August 2007

Lithium and the Risk of Alzheimer's
Lithium treatment may decrease the risk of Alzheimer's disease in patients with bipolar disorder.

T3 Augments SSRI Treatment
Adding triiodothyronine (T3) to sertraline (Zoloft and others) treatment increased response and remission rates in depressed patients.

Adding Atomoxetine to an SSRI: A Negative Study
Adding atomoxetine (Strattera) to sertraline (Zoloft and others) did not increase remission rates for depressed patients who responded incompletely to the antidepressant alone.

A Tale of Two Interactions
Quetiapine (Seroquel and others) can raise levels of r-methadone, and carbamazepine (Tegretol and others) can lower levels of aripiprazole (Abilify).

Risperidone and Prolactin in Young Patients
Prolactin levels increased in children and adolescents treated with risperidone (Risperdal) for pervasive development disorder.

In Brief
Topiramate and Cognitive Impairment in Children; Brain Structure Abnormalities in Pedophiles

More on Antidepressants and Suicide
A meta-analysis of studies of children and adolescents with depression, obsessive compulsive disorder, or anxiety disorders found a small increased risk of suicidal ideation/suicide attempt, but no completed suicides.

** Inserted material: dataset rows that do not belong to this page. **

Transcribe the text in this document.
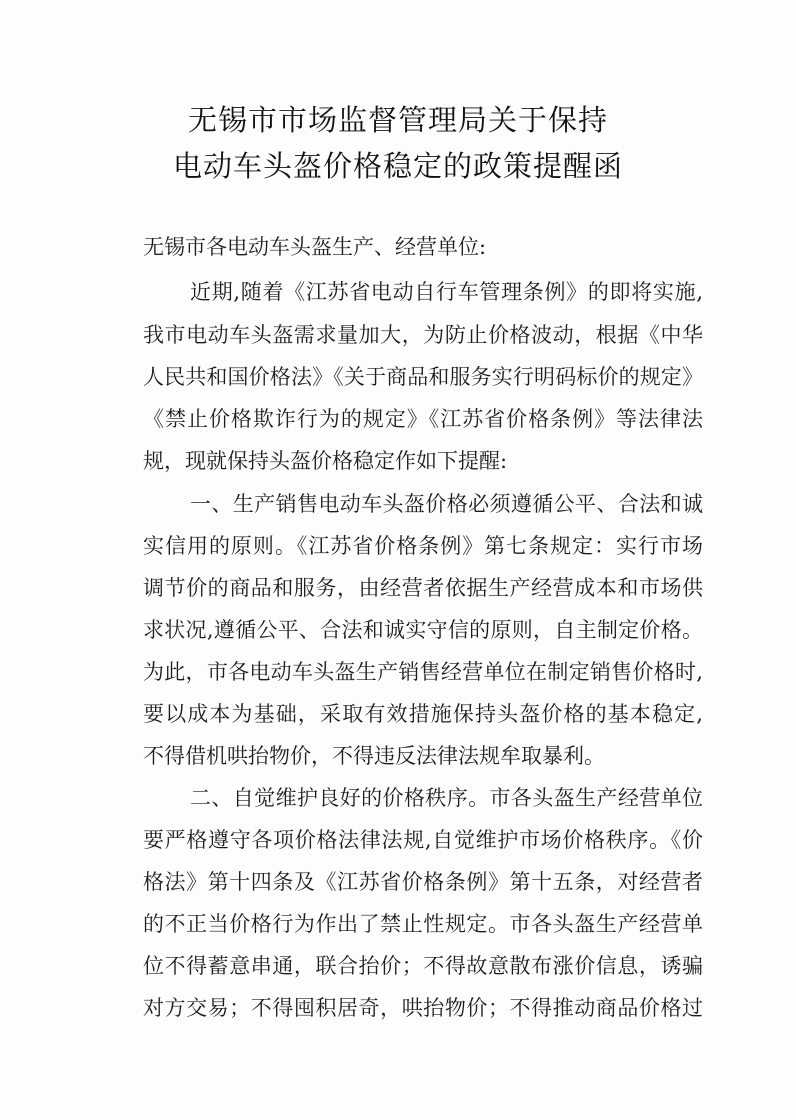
无锡市市场监督管理局关于保持
电动车头盔价格稳定的政策提醒函
无锡市各电动车头盔生产、经营单位:
近期,随着《江苏省电动自行车管理条例》的即将实施,
我市电动车头盔需求量加大，为防止价格波动，根据《中华
人民共和国价格法》《关于商品和服务实行明码标价的规定》
《禁止价格欺诈行为的规定》《江苏省价格条例》等法律法
规，现就保持头盔价格稳定作如下提醒:
一、生产销售电动车头盔价格必须遵循公平、合法和诚
实信用的原则。《江苏省价格条例》第七条规定：实行市场
调节价的商品和服务，由经营者依据生产经营成本和市场供
求状况,遵循公平、合法和诚实守信的原则，自主制定价格。
为此，市各电动车头盔生产销售经营单位在制定销售价格时,
要以成本为基础，采取有效措施保持头盔价格的基本稳定,
不得借机哄抬物价，不得违反法律法规牟取暴利。
二、自觉维护良好的价格秩序。市各头盔生产经营单位
要严格遵守各项价格法律法规,自觉维护市场价格秩序。《价
格法》第十四条及《江苏省价格条例》第十五条，对经营者
的不正当价格行为作出了禁止性规定。市各头盔生产经营单
位不得蓄意串通，联合抬价；不得故意散布涨价信息，诱骗
对方交易；不得囤积居奇，哄抬物价；不得推动商品价格过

Lithium and the Risk of Alzheimer's

August 2007

Bipolar disorder is associated with an increased risk for dementia.1 At therapeutic concentrations, lithium, one of the main treatments for bipolar disorder, inhibits glycogen synthase kinase-3, an enzyme involved in the metabolism of amyloid precursor protein and the phosphorylation of tau protein. Both of these are integral in the formation of neuritic plaques and neurofibrillary tangles, which are pathognomonic of Alzheimer's disease. Nunes and others in Brazil investigated whether lithium might attenuate the risk of elderly patients with bipolar disorder developing Alzheimer's disease.1

Recruiting patients at their medical school, investigators identified 118 with bipolar disorder who were at least 60 years old. These 37 men and 81 women had an average age of 68.2 ± 5 years. Fifty-nine percent had normal cognitive function; 21%, mild cognitive impairment; and 19%, dementia. (In an age-matched population, the expected rate of dementia would be only 7%—underscoring the heightened prevalence of dementia in patients with bipolar disorder.) Of 23 patients with dementia, 19 were diagnosed with Alzheimer's disease.

For their analysis, the authors divided the patients into two groups. Sixty-six patients had been on continuous treatment with lithium for a mean of 71.2 ± 71.7 months. Another 48 patients had been treated with other mood-stabilizing drugs for at least the past 6 months. Strikingly, the prevalence of Alzheimer's disease was 5% in the group on continuous lithium treatment (3 of 66 patients) versus 33% (16 of 48 patients) in those without recent lithium therapy (P < .001).

The sample is small and naturalistic, but it was a hypothesis-driven study and is indeed intriguing. This finding merits follow-up as the population ages and the number of people suffering from Alzheimer's is expected to explode over the coming decade.

1Nunes PV, Forlenza OV, Gattaz WF: Lithium and risk for Alzheimer's disease in elderly patients with bipolar disorder. Br J Psychiatry 2007;190:359-360.